Walk into Hagan’s Grill and the first thing you’ll notice is a surfboard mounted horizontally across the barrier wall. There is no doubt you’ve arrived for dinner in a beach town. And that town is Hampton, New Hampshire, home to the well-known tourist attraction known as Hampton Beach.
For eight years, Hagan’s Grill has offered casual dining in its dimly lit galley-style restaurant. There are three areas of choice: a seat at the bar, at one of several high-top tables, or regular level tables that accommodate larger parties. Since it opened, chefs have come and gone, but for the past three years, sought-after Chef Jacques Desire Moonsamy has been at the kitchen helm, and the menu has taken on a multicultural flavor. Moonsamy’s culinary roots stem from his native Mauritius, an island off the southeast coast of Africa, along with experience studying culinary arts in France and Italy and time spent working at Club Med. Add to this his know-how in working a line, access to the freshest products in town, his long-standing local reputation (he’s been a chef in the area for 35 years), and you’ve got a winning combination.
Start with Baked Brie in a puff pastry with a mixed fruit conserve and garlic crostini, or Fresh Lobster and Maine Crab Cakes. Perhaps you’d prefer a salad, like the chef-suggested Beet Salad of pickled red beet slices on a bed of arugula and garnished with artichoke hearts and house-roasted walnuts. You need not scrutinize over the wine menu—there are several select wines on the list, all with reputable names: Louis Martini, Hess Select, Duckhorn, La Crema, and Kendall Jackson to name a handful from California. There’s also a selection of world wines to match the menu’s international flair. Tempting cocktails include a Ruby Red Cosmo.
Saffron Bouillabaisse beckons as the signature dish that sends owner Dora Hand swooning over its enticing taste. “It’s the broth that makes the bouillabaisse,” she says. That, plus the fresh chunks of salmon, oversized sweet scallops, mussels, shrimp, a half lobster in shell, and slices of hot Italian sausage. The garlicky broth is accented with cilantro, fennel, and saffron. Two large slices of a crusty baguette are at the ready for dipping that must take place in between seafood and sausage bites.
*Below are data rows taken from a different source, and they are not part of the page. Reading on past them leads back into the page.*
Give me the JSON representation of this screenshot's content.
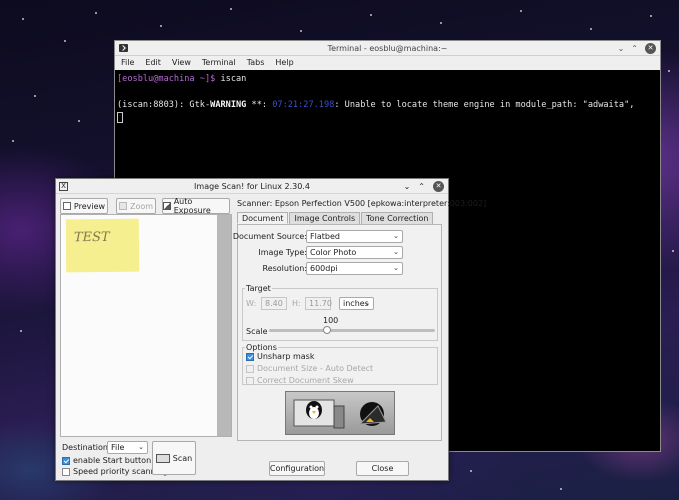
{
  "terminal": {
    "title": "Terminal - eosblu@machina:~",
    "menu": [
      "File",
      "Edit",
      "View",
      "Terminal",
      "Tabs",
      "Help"
    ],
    "prompt": "[eosblu@machina ~]$",
    "command": " iscan",
    "warning_prefix": "(iscan:8803): Gtk-",
    "warning_word": "WARNING",
    "warning_stars": " **: ",
    "warning_time": "07:21:27.198",
    "warning_message": ": Unable to locate theme engine in module_path: \"adwaita\","
  },
  "scan": {
    "title": "Image Scan! for Linux 2.30.4",
    "toolbar": {
      "preview": "Preview",
      "zoom": "Zoom",
      "auto_exposure": "Auto Exposure"
    },
    "preview_note": "TEST",
    "scanner_line": "Scanner:  Epson Perfection V500 [epkowa:interpreter:003:002]",
    "tabs": [
      "Document",
      "Image Controls",
      "Tone Correction"
    ],
    "document_source": {
      "label": "Document Source:",
      "value": "Flatbed"
    },
    "image_type": {
      "label": "Image Type:",
      "value": "Color Photo"
    },
    "resolution": {
      "label": "Resolution:",
      "value": "600dpi"
    },
    "target": {
      "title": "Target",
      "w_label": "W:",
      "w_value": "8.40",
      "h_label": "H:",
      "h_value": "11.70",
      "units": "inches",
      "scale_label": "Scale",
      "scale_value": "100"
    },
    "options": {
      "title": "Options",
      "unsharp_mask": "Unsharp mask",
      "doc_size": "Document Size - Auto Detect",
      "doc_skew": "Correct Document Skew"
    },
    "destination": {
      "label": "Destination:",
      "value": "File"
    },
    "enable_start": "enable Start button",
    "speed_priority": "Speed priority scanning",
    "scan_button": "Scan",
    "configuration_button": "Configuration",
    "close_button": "Close"
  }
}
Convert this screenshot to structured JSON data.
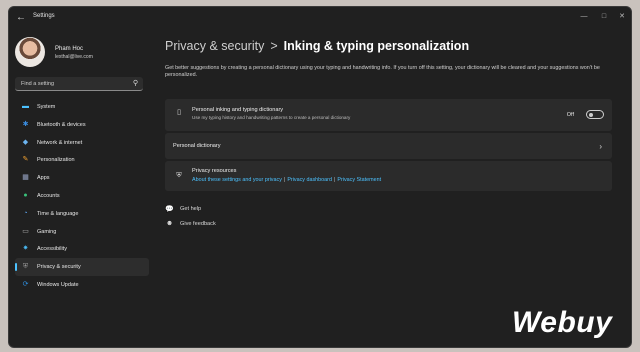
{
  "window": {
    "title": "Settings",
    "back_icon": "back-arrow-icon"
  },
  "profile": {
    "name": "Pham Hoc",
    "email": "lexthal@live.com"
  },
  "search": {
    "placeholder": "Find a setting",
    "icon": "search-icon"
  },
  "sidebar": {
    "items": [
      {
        "label": "System",
        "icon": "monitor-icon",
        "color": "#4cc2ff",
        "active": false
      },
      {
        "label": "Bluetooth & devices",
        "icon": "bluetooth-icon",
        "color": "#3a8de0",
        "active": false
      },
      {
        "label": "Network & internet",
        "icon": "wifi-icon",
        "color": "#6cb4f0",
        "active": false
      },
      {
        "label": "Personalization",
        "icon": "brush-icon",
        "color": "#f0a030",
        "active": false
      },
      {
        "label": "Apps",
        "icon": "apps-icon",
        "color": "#9aa7c7",
        "active": false
      },
      {
        "label": "Accounts",
        "icon": "person-icon",
        "color": "#39c07a",
        "active": false
      },
      {
        "label": "Time & language",
        "icon": "globe-clock-icon",
        "color": "#5aa0e6",
        "active": false
      },
      {
        "label": "Gaming",
        "icon": "gamepad-icon",
        "color": "#aaaaaa",
        "active": false
      },
      {
        "label": "Accessibility",
        "icon": "accessibility-icon",
        "color": "#4cc2ff",
        "active": false
      },
      {
        "label": "Privacy & security",
        "icon": "shield-icon",
        "color": "#9a9a9a",
        "active": true
      },
      {
        "label": "Windows Update",
        "icon": "update-icon",
        "color": "#2f8fe0",
        "active": false
      }
    ]
  },
  "header": {
    "parent": "Privacy & security",
    "separator": ">",
    "current": "Inking & typing personalization"
  },
  "description": "Get better suggestions by creating a personal dictionary using your typing and handwriting info. If you turn off this setting, your dictionary will be cleared and your suggestions won't be personalized.",
  "cards": {
    "inking": {
      "title": "Personal inking and typing dictionary",
      "subtitle": "Use my typing history and handwriting patterns to create a personal dictionary",
      "toggle_label": "Off",
      "toggle_on": false,
      "icon": "dictionary-icon"
    },
    "personal_dictionary": {
      "title": "Personal dictionary",
      "chevron_icon": "chevron-right-icon"
    },
    "privacy": {
      "title": "Privacy resources",
      "icon": "shield-icon",
      "links": [
        "About these settings and your privacy",
        "Privacy dashboard",
        "Privacy Statement"
      ],
      "link_separator": "|"
    }
  },
  "help": [
    {
      "label": "Get help",
      "icon": "help-icon"
    },
    {
      "label": "Give feedback",
      "icon": "feedback-icon"
    }
  ],
  "watermark": "Webuy",
  "colors": {
    "accent": "#4cc2ff",
    "background": "#202020",
    "card": "#2b2b2b"
  }
}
The fresh-caught seafood of the day varies. On a recent visit, offerings included Coconut-Encrusted Mahi Mahi and Grilled Swordfish, with a thick disk of whipped honey ginger, mango, and truffle butter, a nod to Chef Moonsamy’s “mixing it up” experience at Club Med. Sam Adams beer-battered Fish and Chips will appeal to both kids and adults.
On the meaty side, menu selections include an Italian-inspired Boneless Chicken Breast Saltimbocca, Oven Roast Duck with blueberry glaze, Grilled Aged 21 Day Tenderloin with herbes de Provence fries, and grass-fed Braised Short Ribs.
And then there’s dessert. Moonsamy is known for his Bread Pudding, a dense, delectable indulgence with a noticeable bourbon kick. White Russian Coffee is also a nice finish to the meal. Just when you think you cannot devour another morsel, a plate of house-prepared semi-sweet truffles is served with your check, as a thank you. The world becomes a smaller place through Moonsamy’s intricate culinary offerings.